Jesu, fili virginis, an anonymous 15th century carol, was sung by King, Podger and Harrold, it was quite a busy piece with some tricky moments in the verses. Ave regina caelorum (a 4) by Walter Frye (fl.1450-1475) was more modern in that Frye had written four rather different moving parts.
Part two of Andrew Smith’s new piece followed. Where part one had been rather settled, this one developed with changes of texture and volume, getting more intense as the poem reached its conclusion. The result was a sober and considered piece, which was undoubtedly intense.
For the final section of the programme the men sang the anonymous Gaude, Maria virgo with a chant-based solo from Harrold and fluidly flexible moving parts for tutti. Finally an anonymous late 13th century piece in which Alleluya psallat, a lively and vigorous setting for the three men, alternated with King’s solo of Virga Jesse floruit.
There are many ways to perform medieval music, as the notation often gives us so little. But the techniques involved have resonated with many 20th and 21st century composers and the beauty of Gothic Voices programme was the way the different contemporary composers took elements from the earlier period into their own very different styles.

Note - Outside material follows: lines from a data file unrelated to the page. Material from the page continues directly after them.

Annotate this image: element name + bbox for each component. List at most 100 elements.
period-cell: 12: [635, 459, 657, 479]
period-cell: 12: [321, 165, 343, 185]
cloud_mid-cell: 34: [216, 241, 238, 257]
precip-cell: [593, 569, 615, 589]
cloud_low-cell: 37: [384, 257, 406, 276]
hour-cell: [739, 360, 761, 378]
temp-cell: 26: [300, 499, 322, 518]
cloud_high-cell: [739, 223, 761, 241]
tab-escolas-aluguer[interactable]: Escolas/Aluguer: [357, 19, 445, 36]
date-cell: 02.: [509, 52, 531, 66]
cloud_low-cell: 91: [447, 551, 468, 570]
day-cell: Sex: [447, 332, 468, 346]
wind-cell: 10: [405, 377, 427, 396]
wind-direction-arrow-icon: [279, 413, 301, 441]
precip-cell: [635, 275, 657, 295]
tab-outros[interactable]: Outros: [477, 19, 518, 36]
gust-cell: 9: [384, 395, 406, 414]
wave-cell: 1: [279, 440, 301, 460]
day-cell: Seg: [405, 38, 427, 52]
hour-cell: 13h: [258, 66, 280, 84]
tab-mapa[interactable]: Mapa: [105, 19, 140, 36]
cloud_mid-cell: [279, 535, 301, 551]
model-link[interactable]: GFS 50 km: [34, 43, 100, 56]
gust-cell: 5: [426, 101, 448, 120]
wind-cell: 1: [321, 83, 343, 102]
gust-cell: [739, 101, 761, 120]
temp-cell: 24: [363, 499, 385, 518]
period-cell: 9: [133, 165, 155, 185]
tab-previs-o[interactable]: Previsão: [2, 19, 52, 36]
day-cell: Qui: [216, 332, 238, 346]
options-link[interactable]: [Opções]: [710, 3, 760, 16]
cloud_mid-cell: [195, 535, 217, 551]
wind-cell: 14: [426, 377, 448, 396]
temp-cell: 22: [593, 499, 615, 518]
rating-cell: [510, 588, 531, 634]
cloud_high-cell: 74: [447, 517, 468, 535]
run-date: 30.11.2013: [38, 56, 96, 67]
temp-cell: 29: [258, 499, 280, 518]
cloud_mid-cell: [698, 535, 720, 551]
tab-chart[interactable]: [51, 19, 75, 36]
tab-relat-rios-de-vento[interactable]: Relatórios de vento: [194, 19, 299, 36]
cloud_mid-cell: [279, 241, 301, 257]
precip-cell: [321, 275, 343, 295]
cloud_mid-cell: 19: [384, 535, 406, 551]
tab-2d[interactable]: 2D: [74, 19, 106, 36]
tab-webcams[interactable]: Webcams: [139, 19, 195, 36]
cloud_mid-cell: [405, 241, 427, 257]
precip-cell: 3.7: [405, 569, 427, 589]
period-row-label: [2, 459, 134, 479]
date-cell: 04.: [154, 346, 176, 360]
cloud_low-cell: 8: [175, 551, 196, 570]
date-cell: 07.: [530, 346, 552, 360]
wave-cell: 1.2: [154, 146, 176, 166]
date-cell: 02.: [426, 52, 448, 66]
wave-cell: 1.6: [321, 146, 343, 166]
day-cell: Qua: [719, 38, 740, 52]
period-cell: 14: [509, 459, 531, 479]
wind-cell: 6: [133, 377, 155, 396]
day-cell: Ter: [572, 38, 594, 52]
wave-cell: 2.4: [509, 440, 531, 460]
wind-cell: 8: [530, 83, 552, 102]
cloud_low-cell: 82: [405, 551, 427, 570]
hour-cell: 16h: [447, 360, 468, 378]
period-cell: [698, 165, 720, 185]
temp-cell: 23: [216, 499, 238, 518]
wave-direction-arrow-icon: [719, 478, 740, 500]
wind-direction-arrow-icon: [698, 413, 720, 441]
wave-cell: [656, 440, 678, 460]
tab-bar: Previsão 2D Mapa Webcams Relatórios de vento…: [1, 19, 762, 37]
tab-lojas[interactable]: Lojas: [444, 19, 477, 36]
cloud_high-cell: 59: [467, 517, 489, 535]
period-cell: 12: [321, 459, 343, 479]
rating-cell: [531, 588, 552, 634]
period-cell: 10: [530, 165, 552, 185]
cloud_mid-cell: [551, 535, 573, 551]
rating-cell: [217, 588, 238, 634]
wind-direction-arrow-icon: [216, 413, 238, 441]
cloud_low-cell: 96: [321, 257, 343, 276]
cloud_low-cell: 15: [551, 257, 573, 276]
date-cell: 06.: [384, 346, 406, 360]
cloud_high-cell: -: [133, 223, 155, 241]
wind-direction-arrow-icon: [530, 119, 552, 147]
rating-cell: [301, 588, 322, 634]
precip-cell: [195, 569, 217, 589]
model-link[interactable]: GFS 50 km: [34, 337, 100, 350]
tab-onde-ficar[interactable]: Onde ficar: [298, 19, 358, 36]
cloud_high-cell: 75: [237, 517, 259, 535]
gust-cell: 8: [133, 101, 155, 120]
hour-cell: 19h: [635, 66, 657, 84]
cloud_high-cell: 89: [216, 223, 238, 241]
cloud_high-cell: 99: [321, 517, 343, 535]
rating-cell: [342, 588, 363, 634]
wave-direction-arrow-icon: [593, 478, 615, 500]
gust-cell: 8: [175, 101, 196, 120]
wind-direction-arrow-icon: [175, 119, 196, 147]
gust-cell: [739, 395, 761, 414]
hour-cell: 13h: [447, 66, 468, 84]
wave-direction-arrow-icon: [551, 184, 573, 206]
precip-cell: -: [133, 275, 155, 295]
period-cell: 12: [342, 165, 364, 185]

The group’s performances of the contemporary repertoire was admirably confident and stylish, whilst their performances of the medieval pieces were thankfully without a sense of prissiness and instead full of stylish vigour.
The concert was being broadcast live by BBC Radio 3, so you can hear it on their IPlayer for 30 days. It was well appreciated by the Cadogan Hall audience and we were treated to an encore, an Agnus Dei from the Old Hall Manuscript with all five singers performing together for the first time that evening.